Saturday, December 12, 2009

Non-Canadian Can Lit

For the first time in this challenge I have read a book which is difficult to fit into the Canadian canon. That isn't saying that Rohinton Mistry's A Fine Balance isn't good, it's great in fact, just that it doesn't take place in Canada, never mentions Canada and generally doesn't feel Canadian (whatever that means). That being said I am glad Rohinton Mistry, born in Bombay but a resident of Canada since 1975, is part of the Canadian literary scene. His novel provides depth to many of the themes that have already appeared in this blog, particularly to themes of family and history/memory.

A Fine Balance tells the story of four individuals whose lives are brought together under the roof of one apartment. Dina, a widowed woman who runs a small sewing company; Ishvar and his orphaned nephew Om, Dina's employees; and Maneck, the son of one of Dina's childhood friends who has come to the big city for university. The novel is epic, not just because of its 700 page length, but because of its abilities to tell the beautiful and tragic story of the four characters against the backdrop of a nation (India) going through enormous changes. The novel touches on numerous themes, but for me the most poignant was Mistry's ability to re-define definitions of family, even in unusual and often difficult surroundings.
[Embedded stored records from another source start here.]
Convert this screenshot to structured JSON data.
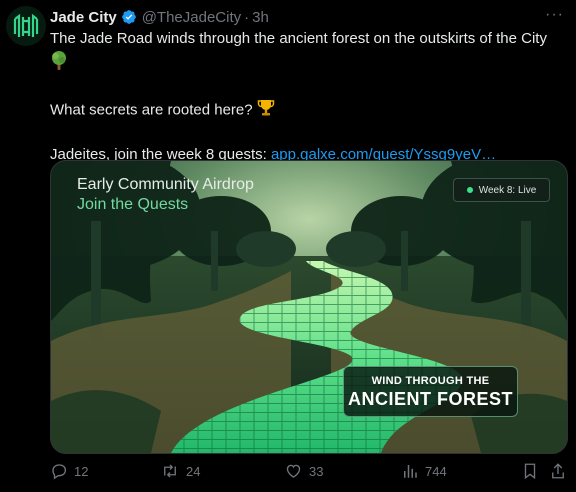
{
  "post": {
    "author_name": "Jade City",
    "handle": "@TheJadeCity",
    "separator": "·",
    "time": "3h",
    "more": "···",
    "line1": "The Jade Road winds through the ancient forest on the outskirts of the City",
    "line1_emoji": "deciduous-tree",
    "line2": "What secrets are rooted here?",
    "line2_emoji": "trophy",
    "line3_prefix": "Jadeites, join the week 8 quests: ",
    "link": "app.galxe.com/quest/Yssg9yeV…"
  },
  "media": {
    "overlay_title": "Early Community Airdrop",
    "overlay_subtitle": "Join the Quests",
    "badge": "Week 8: Live",
    "caption_line1": "WIND THROUGH THE",
    "caption_line2": "ANCIENT FOREST"
  },
  "actions": {
    "replies": "12",
    "reposts": "24",
    "likes": "33",
    "views": "744"
  },
  "colors": {
    "link": "#1d9bf0",
    "muted": "#71767b",
    "accent": "#3ce38a",
    "verified": "#1d9bf0"
  }
}
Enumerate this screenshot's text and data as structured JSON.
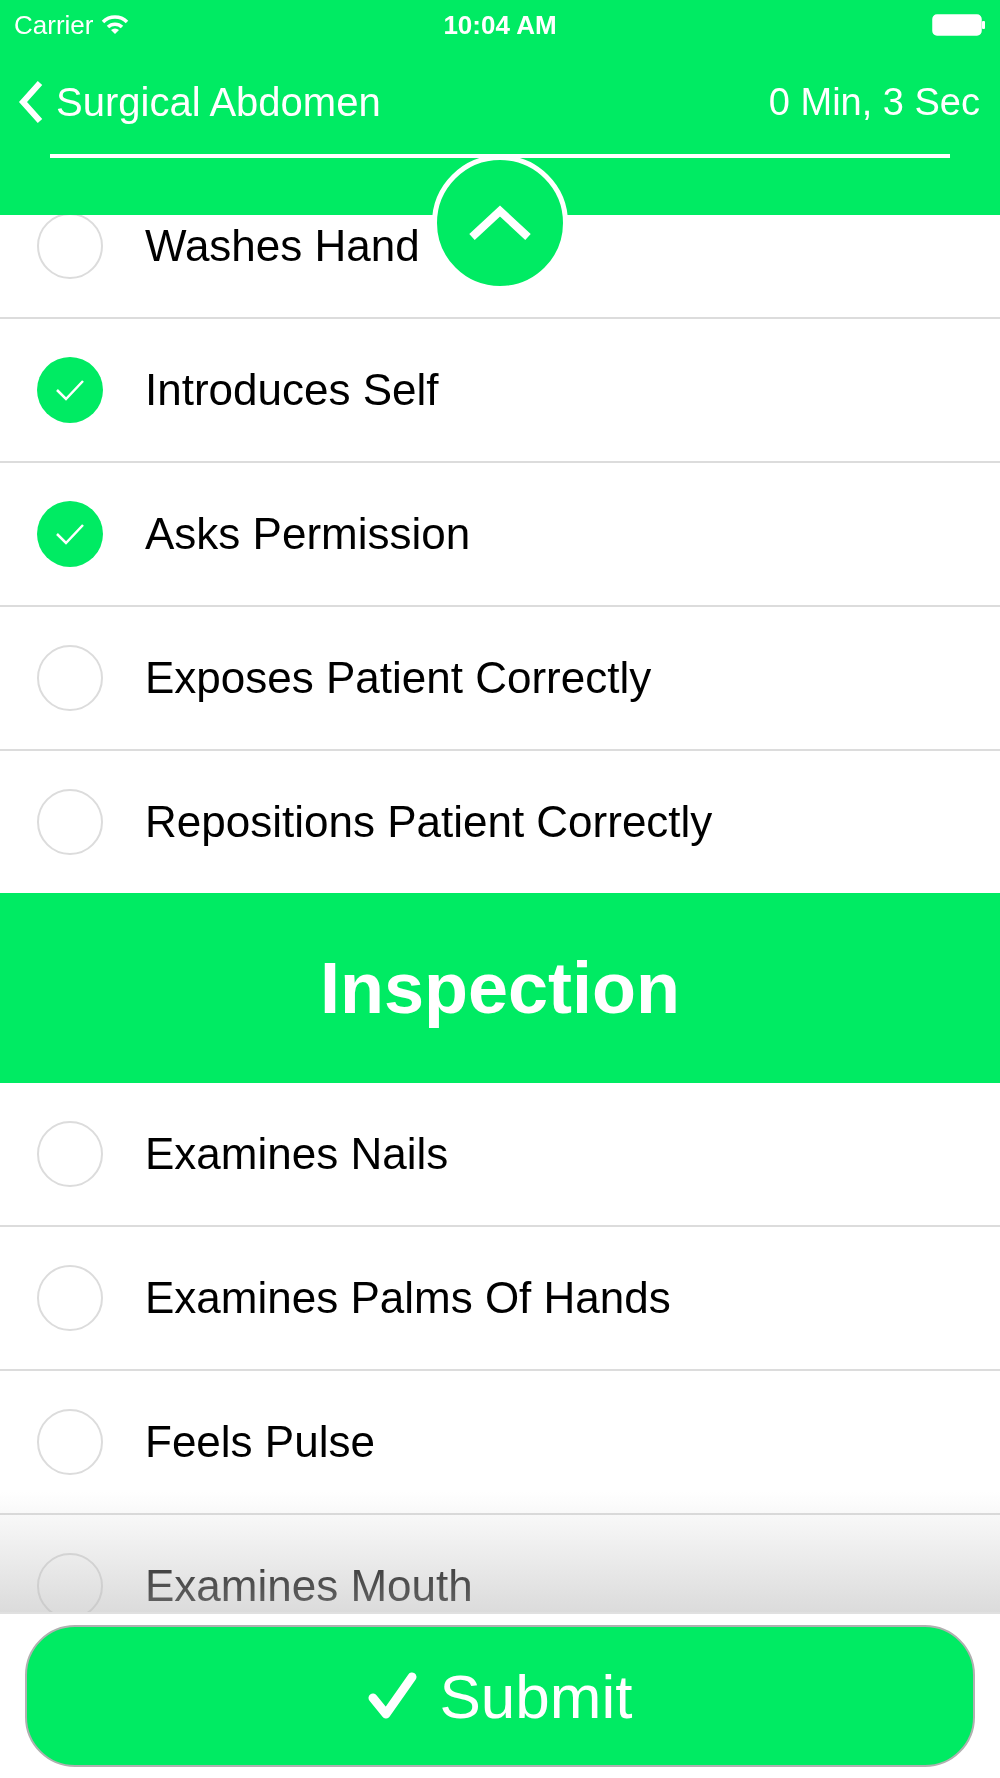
{
  "status_bar": {
    "carrier": "Carrier",
    "time": "10:04 AM"
  },
  "nav": {
    "title": "Surgical Abdomen",
    "timer": "0 Min, 3 Sec"
  },
  "sections": [
    {
      "kind": "list",
      "items": [
        {
          "label": "Washes Hand",
          "checked": false
        },
        {
          "label": "Introduces Self",
          "checked": true
        },
        {
          "label": "Asks Permission",
          "checked": true
        },
        {
          "label": "Exposes Patient Correctly",
          "checked": false
        },
        {
          "label": "Repositions Patient Correctly",
          "checked": false
        }
      ]
    },
    {
      "kind": "header",
      "title": "Inspection"
    },
    {
      "kind": "list",
      "items": [
        {
          "label": "Examines Nails",
          "checked": false
        },
        {
          "label": "Examines Palms Of Hands",
          "checked": false
        },
        {
          "label": "Feels Pulse",
          "checked": false
        },
        {
          "label": "Examines Mouth",
          "checked": false
        }
      ]
    }
  ],
  "submit": {
    "label": "Submit"
  }
}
In turned out that the length was not an obstacle at all (I have a phobia of long books). The story and writing style flowed and the next thing I knew I was hundreds of pages in. The biggest hurdle was that anytime I mentioned to someone that I was reading A Fine Balance, I heard about how sad the novel was. I grew a bit worried- how depressing would this be? And it was sad, tragic even. Just as long as you don't mind getting a little teary eyed on the TTC, this book is a must read.